Humans effortlessly interpret images by parsing them into part-whole hierarchies; deep learning excels in learning multi-level feature spaces, but they often lack explicit coding of part-whole relations, a prominent property of medical imaging. To overcome this limitation, we introduce Adam-v2, a new self-supervised learning framework extending Adam [79] by explicitly incorporating part-whole hierarchies into its learning objectives through three key branches: (1) Localizability, acquiring discriminative representations to distinguish different anatomical patterns; (2) Composability, learning each anatomical structure in a parts-to-whole manner; and (3) Decomposability, comprehending each anatomical structure in a whole-to-parts manner. Experimental results across 10 tasks, compared to 11 baselines in zero-shot, few-shot transfer, and full fine-tuning settings, showcase Adam-v2's superior performance over large-scale medical models and existing SSL methods across diverse downstream tasks. The higher generality and robustness of Adam-v2's representations originate from its explicit construction of hierarchies for distinct anatomical structures from unlabeled medical images. Adam-v2 preserves a semantic balance of anatomical diversity and harmony in its embedding, yielding representations that are both generic and semantically meaningful, yet overlooked in existing SSL methods. All code and pretrained models are available at GitHub.com/JLiangLab/Eden.

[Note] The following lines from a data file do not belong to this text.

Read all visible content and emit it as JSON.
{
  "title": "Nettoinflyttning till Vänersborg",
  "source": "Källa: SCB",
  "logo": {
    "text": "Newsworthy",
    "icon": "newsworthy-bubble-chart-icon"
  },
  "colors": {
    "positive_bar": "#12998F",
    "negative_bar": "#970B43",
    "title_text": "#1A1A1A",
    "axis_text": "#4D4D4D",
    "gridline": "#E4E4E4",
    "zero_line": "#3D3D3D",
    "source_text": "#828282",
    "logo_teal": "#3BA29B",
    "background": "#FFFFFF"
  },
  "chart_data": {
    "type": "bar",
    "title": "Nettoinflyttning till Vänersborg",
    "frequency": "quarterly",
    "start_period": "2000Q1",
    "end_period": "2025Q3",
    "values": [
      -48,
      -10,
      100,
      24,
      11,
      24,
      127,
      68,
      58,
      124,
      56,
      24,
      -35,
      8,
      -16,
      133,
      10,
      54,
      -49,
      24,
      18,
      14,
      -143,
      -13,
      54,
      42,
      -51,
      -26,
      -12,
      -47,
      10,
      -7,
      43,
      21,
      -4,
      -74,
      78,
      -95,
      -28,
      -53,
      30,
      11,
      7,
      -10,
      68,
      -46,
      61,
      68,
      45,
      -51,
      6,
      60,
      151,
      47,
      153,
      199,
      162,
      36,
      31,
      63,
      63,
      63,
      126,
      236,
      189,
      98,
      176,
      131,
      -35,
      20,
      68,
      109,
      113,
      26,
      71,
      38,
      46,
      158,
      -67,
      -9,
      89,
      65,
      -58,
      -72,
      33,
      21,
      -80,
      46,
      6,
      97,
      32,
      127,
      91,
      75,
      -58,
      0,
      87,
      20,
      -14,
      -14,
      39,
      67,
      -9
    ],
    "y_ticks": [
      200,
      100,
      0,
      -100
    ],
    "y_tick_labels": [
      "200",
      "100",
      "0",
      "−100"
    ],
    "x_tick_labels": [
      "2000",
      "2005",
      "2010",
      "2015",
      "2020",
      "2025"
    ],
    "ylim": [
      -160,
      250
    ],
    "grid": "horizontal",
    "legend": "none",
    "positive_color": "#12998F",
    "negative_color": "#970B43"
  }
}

人类通过将图像解析为部分-整体层次结构来轻松地解释图像;深度学习擅长学习多级特征空间,但它们通常缺乏对部分-整体关系的显式编码,而这是医学成像的一个突出特性。为了克服这一局限性,我们引入了Adam-v2,这是一种新的自监督学习框架,它通过三个关键分支将部分-整体层次结构明确纳入其学习目标,从而扩展了Adam [79]:(1)可定位性,获取判别性表示以区分不同的解剖模式;(2)可组合性,以从部分到整体的方式学习每个解剖结构;(3)可分解性,以从整体到部分的方式理解每个解剖结构。在零样本、少样本迁移和全量微调设置下,与11个基线相比,在10个任务上的实验结果表明,Adam-v2在各种下游任务上的性能优于大规模医学模型和现有的自监督学习方法。Adam-v2表示的更高通用性和鲁棒性源于其从未标记医学图像中为不同解剖结构显式构建层次结构。Adam-v2在其嵌入中保持了解剖多样性和协调性的语义平衡,产生了既通用又具有语义意义的表示,但在现有的自监督学习方法中却被忽视了。所有代码和预训练模型可在GitHub.com/JLiangLab/Eden上获取。